When it comes to hiking snacks, it’s hard to beat fresh wild blueberries, found right beside the trail. They’re sweet and juicy, easy to pick, and they stain your mouth an attractive shade of purplish grey.
In Maine, from late July through August, blueberries are ripening throughout the state, in fields and on mountain ridges. They’re all over the place. In fact, it’s hard to find a trail that doesn’t pass at least one blueberry bush, high or low.
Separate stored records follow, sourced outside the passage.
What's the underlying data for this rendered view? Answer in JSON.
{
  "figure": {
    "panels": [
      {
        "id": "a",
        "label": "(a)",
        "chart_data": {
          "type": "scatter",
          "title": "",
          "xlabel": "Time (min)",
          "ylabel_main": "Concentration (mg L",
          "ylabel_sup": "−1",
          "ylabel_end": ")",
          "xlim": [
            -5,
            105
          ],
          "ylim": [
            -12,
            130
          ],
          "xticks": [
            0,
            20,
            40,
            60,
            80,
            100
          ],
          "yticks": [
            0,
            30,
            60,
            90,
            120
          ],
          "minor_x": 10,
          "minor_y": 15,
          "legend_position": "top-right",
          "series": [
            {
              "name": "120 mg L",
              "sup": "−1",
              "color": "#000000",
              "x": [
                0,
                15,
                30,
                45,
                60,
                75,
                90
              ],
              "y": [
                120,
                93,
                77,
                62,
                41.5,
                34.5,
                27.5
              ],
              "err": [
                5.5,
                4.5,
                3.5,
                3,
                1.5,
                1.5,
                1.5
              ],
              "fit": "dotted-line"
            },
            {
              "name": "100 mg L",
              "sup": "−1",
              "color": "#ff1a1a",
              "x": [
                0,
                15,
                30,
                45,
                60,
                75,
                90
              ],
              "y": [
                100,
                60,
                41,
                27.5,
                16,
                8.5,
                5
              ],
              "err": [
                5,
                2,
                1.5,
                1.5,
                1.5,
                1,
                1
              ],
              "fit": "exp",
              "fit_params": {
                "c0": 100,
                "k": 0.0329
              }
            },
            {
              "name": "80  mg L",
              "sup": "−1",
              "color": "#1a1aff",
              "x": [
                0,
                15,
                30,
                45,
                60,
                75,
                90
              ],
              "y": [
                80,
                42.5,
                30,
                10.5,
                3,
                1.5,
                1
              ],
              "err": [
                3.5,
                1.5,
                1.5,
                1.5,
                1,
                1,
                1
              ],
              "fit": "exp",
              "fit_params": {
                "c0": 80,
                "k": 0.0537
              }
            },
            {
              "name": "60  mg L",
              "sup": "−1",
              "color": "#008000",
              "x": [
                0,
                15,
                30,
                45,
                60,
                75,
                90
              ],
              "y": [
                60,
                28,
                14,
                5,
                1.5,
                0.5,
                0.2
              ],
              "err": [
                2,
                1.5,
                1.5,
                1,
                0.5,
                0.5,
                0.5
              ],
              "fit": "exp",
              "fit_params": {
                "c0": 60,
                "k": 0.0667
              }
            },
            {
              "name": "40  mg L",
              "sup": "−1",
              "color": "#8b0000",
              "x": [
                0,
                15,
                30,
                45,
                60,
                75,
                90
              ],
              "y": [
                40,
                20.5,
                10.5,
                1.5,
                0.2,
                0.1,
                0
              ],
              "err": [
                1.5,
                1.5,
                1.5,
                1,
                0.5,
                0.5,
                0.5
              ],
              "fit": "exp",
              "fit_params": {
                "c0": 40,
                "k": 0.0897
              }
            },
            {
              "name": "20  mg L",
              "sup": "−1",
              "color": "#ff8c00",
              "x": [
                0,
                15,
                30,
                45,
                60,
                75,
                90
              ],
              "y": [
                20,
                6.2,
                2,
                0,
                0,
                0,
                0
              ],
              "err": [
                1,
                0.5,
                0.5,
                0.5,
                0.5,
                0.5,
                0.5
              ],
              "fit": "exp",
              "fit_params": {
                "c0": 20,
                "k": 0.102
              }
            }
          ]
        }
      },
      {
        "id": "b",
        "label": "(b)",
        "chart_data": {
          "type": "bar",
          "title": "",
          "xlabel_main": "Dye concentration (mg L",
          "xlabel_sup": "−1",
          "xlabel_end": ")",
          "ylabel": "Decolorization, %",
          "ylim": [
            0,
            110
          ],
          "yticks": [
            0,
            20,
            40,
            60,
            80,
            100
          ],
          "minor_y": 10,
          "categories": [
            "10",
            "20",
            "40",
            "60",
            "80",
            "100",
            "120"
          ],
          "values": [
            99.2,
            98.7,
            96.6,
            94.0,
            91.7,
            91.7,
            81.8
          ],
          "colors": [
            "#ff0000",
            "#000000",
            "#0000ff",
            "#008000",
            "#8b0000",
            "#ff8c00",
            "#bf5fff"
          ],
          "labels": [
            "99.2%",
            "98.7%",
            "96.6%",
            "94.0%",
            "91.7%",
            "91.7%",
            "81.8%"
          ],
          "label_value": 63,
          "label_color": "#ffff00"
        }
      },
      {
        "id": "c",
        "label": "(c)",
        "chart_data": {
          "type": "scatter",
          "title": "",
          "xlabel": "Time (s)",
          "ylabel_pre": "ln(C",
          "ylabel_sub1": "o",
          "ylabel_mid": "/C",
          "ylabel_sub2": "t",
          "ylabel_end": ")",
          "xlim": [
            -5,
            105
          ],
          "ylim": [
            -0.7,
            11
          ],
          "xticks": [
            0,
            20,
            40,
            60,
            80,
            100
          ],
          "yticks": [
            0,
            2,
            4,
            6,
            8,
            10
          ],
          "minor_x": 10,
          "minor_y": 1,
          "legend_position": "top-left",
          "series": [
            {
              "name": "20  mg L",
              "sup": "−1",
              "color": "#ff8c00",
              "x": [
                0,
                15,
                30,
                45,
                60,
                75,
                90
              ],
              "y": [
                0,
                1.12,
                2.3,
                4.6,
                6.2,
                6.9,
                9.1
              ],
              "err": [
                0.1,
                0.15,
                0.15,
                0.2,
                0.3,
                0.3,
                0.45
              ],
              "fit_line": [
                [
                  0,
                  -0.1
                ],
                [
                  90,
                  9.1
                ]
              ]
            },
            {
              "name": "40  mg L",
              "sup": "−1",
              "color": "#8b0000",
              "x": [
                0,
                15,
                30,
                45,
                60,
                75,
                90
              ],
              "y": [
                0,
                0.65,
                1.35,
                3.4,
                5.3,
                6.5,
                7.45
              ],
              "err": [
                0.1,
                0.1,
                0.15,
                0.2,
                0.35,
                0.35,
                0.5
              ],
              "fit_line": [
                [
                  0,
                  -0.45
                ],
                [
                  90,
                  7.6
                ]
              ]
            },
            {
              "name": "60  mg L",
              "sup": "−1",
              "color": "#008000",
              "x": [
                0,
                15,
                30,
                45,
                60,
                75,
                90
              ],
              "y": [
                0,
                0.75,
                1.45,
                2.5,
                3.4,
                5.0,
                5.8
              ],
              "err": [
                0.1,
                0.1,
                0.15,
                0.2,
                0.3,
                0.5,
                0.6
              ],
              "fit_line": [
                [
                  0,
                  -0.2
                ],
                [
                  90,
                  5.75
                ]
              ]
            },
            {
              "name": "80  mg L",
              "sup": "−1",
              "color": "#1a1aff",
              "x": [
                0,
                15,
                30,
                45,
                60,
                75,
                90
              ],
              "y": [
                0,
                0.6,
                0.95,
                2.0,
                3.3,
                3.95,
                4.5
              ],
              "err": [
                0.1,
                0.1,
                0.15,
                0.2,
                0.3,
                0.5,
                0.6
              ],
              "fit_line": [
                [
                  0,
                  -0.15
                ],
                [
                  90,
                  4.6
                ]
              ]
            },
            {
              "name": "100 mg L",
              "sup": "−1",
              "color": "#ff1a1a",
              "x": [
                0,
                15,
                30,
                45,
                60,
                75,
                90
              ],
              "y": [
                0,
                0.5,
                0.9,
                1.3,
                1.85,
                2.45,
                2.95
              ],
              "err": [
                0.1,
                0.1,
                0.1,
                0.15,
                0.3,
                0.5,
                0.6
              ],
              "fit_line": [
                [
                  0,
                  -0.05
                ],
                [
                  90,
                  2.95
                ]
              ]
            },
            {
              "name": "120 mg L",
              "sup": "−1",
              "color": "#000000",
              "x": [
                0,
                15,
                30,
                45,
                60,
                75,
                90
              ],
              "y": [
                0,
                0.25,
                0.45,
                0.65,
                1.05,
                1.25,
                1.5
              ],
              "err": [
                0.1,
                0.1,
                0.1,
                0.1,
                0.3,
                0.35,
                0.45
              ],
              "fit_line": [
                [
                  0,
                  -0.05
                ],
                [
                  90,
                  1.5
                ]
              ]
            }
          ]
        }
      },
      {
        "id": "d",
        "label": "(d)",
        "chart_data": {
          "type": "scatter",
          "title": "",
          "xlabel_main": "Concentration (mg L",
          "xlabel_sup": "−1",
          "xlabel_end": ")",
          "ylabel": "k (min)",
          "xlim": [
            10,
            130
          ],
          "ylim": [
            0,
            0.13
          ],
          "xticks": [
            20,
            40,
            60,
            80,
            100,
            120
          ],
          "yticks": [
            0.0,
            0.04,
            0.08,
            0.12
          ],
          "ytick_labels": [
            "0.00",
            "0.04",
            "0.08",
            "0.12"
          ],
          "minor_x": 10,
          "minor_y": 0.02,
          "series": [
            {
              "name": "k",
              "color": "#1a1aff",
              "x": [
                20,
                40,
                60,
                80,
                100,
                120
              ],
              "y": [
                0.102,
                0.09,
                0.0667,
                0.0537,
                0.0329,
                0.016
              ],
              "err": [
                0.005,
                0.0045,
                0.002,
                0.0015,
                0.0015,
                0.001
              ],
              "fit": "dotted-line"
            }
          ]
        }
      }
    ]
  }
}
But before you go ahead and start filling up your hiking pack with these delicious natural treats, make sure it’s OK to do just that. Some land trusts and park owners only permit handpicking (not rakes), while others specify that visitors must stay on trail while picking berries. And some landowners prohibit berry picking altogether.
So to help you plan your “blueberry hike,” I’ve done a little research and come up with a few hiking trails on which you’re almost certain to find an abundance wild Maine blueberries … and you’re allowed to pick them:
— In Acadia National Park on Mount Desert Island, visitors can pick 1 dry half gallon of blueberries per person, per day, according to the park’s Superintendent’s Compendium. Blueberry raking is not permitted, and the park advises that people stay on established trails if at all possible. If you must hike off trail in pursuit of berries, try to avoid trampling plants.
“We want people to pick blueberries,” said Charlie Jacobi, resource specialist at Acadia National Park. “I’ve picked plenty myself. But any place that people go a lot to pick blueberries, you’ll find there’s more impact. The places to be especially careful about in the park would be in the subalpine zone, on places like Cadillac [Mountain] and Sargent [Mountain].”
“We just ask people to do the best they can to minimize trampling, and if they can stay on rock while picking, that’d be great,” Jacobi said.
Blueberries are practically everywhere in Acadia National Park on Mount Desert Island, but one especially good place to search for them is Dorr Mountain, where they grow right beside the trail. Other places to look in Acadia are Bar Island (an off-shore trail accessible at low tide), Parkman Mountain and Beech Mountain. For information, visit www.nps.gov/acad/.
— The trails up Flag Hill and Great Pond Mountain in the Great Pond Mountain Wildlands in Orland lead to areas filled with blueberries, and visitors are welcome to pick them, according to the Great Pond Mountain Conservation Trust.
— Both Hollingsworth and Birch Point trails in the Petit Manan Point Division of the Maine Coastal Islands National Wildlife Refuge in Steuben are open for recreational blueberry picking, but not raking. Both trails start out in blueberry fields, then head into the woods to visit the coast.
— The 134-acre Cooper Farm property on Caterpillar Hill in Sedgwick is home to a large field of blueberries that are open for the public to handpick for personal consumption. Rakes are not allowed, and one section of the property is clearly marked off as a leased area that is off limits to the public. Owned and maintained by the Blue Hill Heritage Trust, the property includes a small network of trails that total a little more than 1 mile of walking.
— Blue Hill Mountain is known as a spot to hike and pick blueberries at the same time. Blueberries can be found in fields at the base of the mountain, as well as on the mountain itself, along the Osgood Trail and Hayes Trail. The mountain is owned and maintained by the Blue Hill Heritage Trust and the Town of Blue Hill. Handpicking of blueberries for personal use is permitted, but raking is not permitted.
— Curtis Farm Preserve in Harpswell is home to a 1.25-mile trail that starts in a field that contains blueberries, mixed in with a variety of other plants. The land is owned and maintained by the Harpswell Heritage Trust, which permits recreational berrypicking on their lands. The field is not a blueberry barren, however, so you may need to look hard to find the ripe berries hidden in the grasses and wildflowers.
This is far from a complete list. Blueberries, along with raspberries and blackberries, are found all over the state of Maine. But before you start foraging, make sure it’s allowed on the land. And if berry picking is permitted, do it delicately, leaving as little of a trace as possible.